York University has received a landmark $5-million gift from an anonymous donor to provide scholarships for students entering undergraduate programs, graduate students and special funding for Indigenous students. The gift will be matched by York and government programs, resulting in a total impact of $10 million for York students.
This is one of the largest gifts supporting students the University has received.
“This incredible gift will support the most important group of people at York – our students,” says Mamdouh Shoukri, York’s president and vice-chancellor. “The scholarships will enable us to recruit the brightest and most talented students, including many who are the first in their family to attend university at York. I want to express my heartfelt thanks to the very special donor who has made it possible for us to provide new ways to ensure the best learning environment and experience for our students.”

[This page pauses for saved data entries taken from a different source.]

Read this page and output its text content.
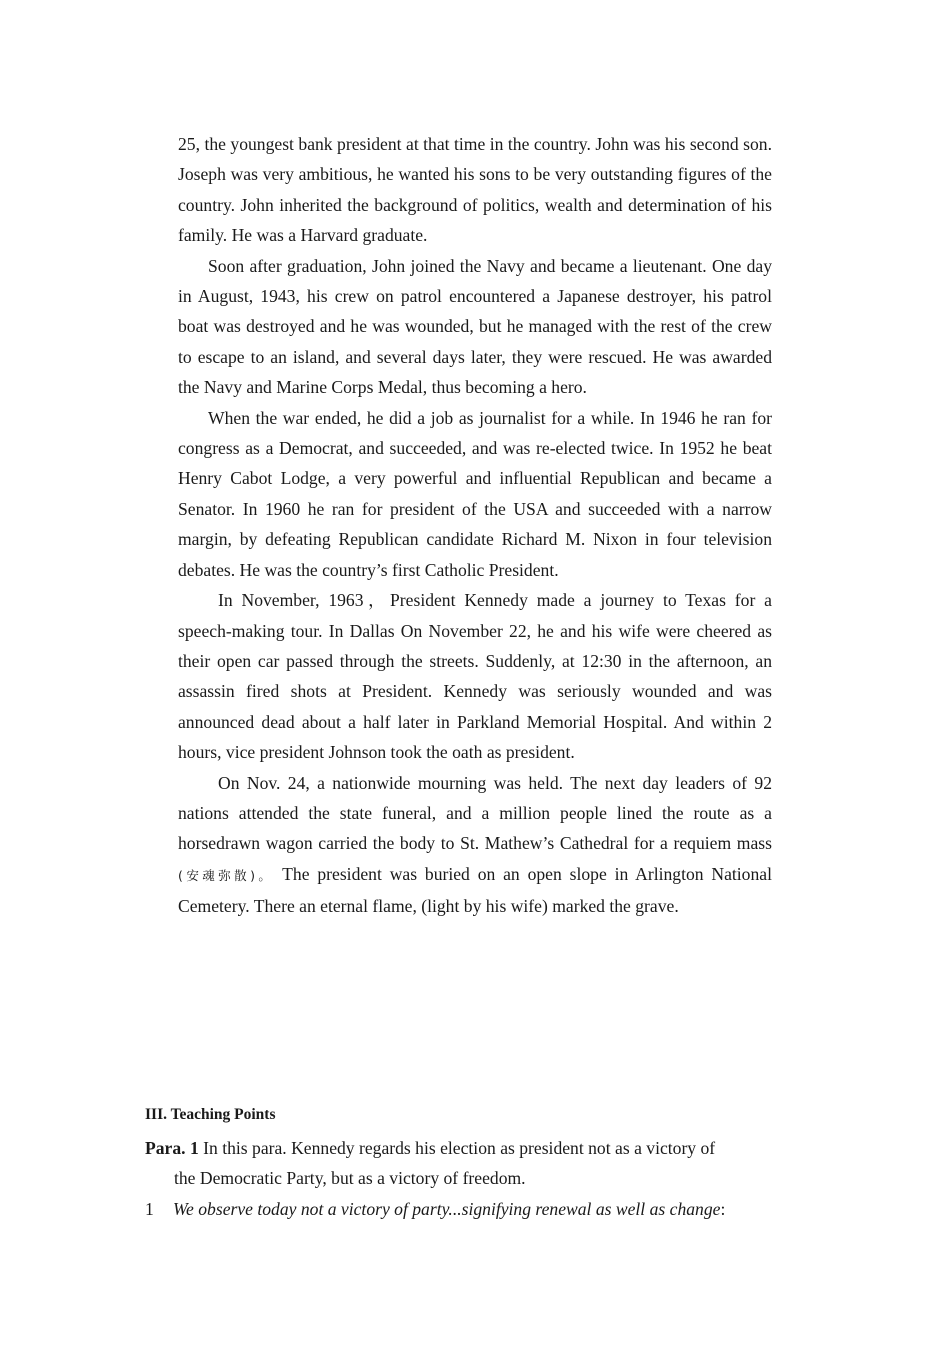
25, the youngest bank president at that time in the country. John was his second son. Joseph was very ambitious, he wanted his sons to be very outstanding figures of the country. John inherited the background of politics, wealth and determination of his family. He was a Harvard graduate.

Soon after graduation, John joined the Navy and became a lieutenant. One day in August, 1943, his crew on patrol encountered a Japanese destroyer, his patrol boat was destroyed and he was wounded, but he managed with the rest of the crew to escape to an island, and several days later, they were rescued. He was awarded the Navy and Marine Corps Medal, thus becoming a hero.

When the war ended, he did a job as journalist for a while. In 1946 he ran for congress as a Democrat, and succeeded, and was re-elected twice. In 1952 he beat Henry Cabot Lodge, a very powerful and influential Republican and became a Senator. In 1960 he ran for president of the USA and succeeded with a narrow margin, by defeating Republican candidate Richard M. Nixon in four television debates. He was the country’s first Catholic President.

In November, 1963，President Kennedy made a journey to Texas for a speech-making tour. In Dallas On November 22, he and his wife were cheered as their open car passed through the streets. Suddenly, at 12:30 in the afternoon, an assassin fired shots at President. Kennedy was seriously wounded and was announced dead about a half later in Parkland Memorial Hospital. And within 2 hours, vice president Johnson took the oath as president.

On Nov. 24, a nationwide mourning was held. The next day leaders of 92 nations attended the state funeral, and a million people lined the route as a horsedrawn wagon carried the body to St. Mathew’s Cathedral for a requiem mass (安魂弥散)。 The president was buried on an open slope in Arlington National Cemetery. There an eternal flame, (light by his wife) marked the grave.

III. Teaching Points

Para. 1 In this para. Kennedy regards his election as president not as a victory of
the Democratic Party, but as a victory of freedom.
1 We observe today not a victory of party...signifying renewal as well as change:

Through an exciting partnership with Indspire, a non-profit organization that promotes the development and education of Indigenous people, this donation will attract government matching grants to provide an unprecedented level of support for Indigenous students at York. The funds will be used to expand and develop programming and support services, benefiting a segment of the Indigenous student population that may not normally have access to financial support at the postsecondary education level.
“A significant portion of this target group consists of mature students,” says Randy Pitawanakwat, coordinator of Aboriginal student services at York’s Centre for Aboriginal Student Services. “Some of the monies can also be accessed for important needs such as child care and transportation.”
For Indigenous students like Lisa-Lynn Stewart, a past student award recipient at York, the financial support she received enabled her to focus on her studies and spend more time with her daughter. Despite challenges of being a single mother who relies on the Ontario Student Assistance Program (OSAP) as a sole source of income, Stewart was determined to use her education to improve the life of her family and of Canadian Indigenous people. She is currently completing a bachelor’s degree with honours in Race, Ethnicity and Indigeneity with a minor from the Department of Philosophy, as well as certificates in Anti-Racist Research and Practice and in Indigenous Studies.
Likewise, the far-reaching impact of this gift will offer unique opportunities that are otherwise unthinkable for many graduate students at York. For example, thanks to a scholarship she recently received at the University, Melanie Wilmink, a PhD student of art history and visual culture, was able to focus on her academic pursuits and dream big.
“More than the financial benefits, the recognition has given me the confidence to push much deeper into my research. It’s a clear signal that York sees potential in me and my research, and that the University is as excited as I am about my future role here,” Wilmink says. “With the assistance I received, I look forward to building a solid foundation for my research and continued academic career.”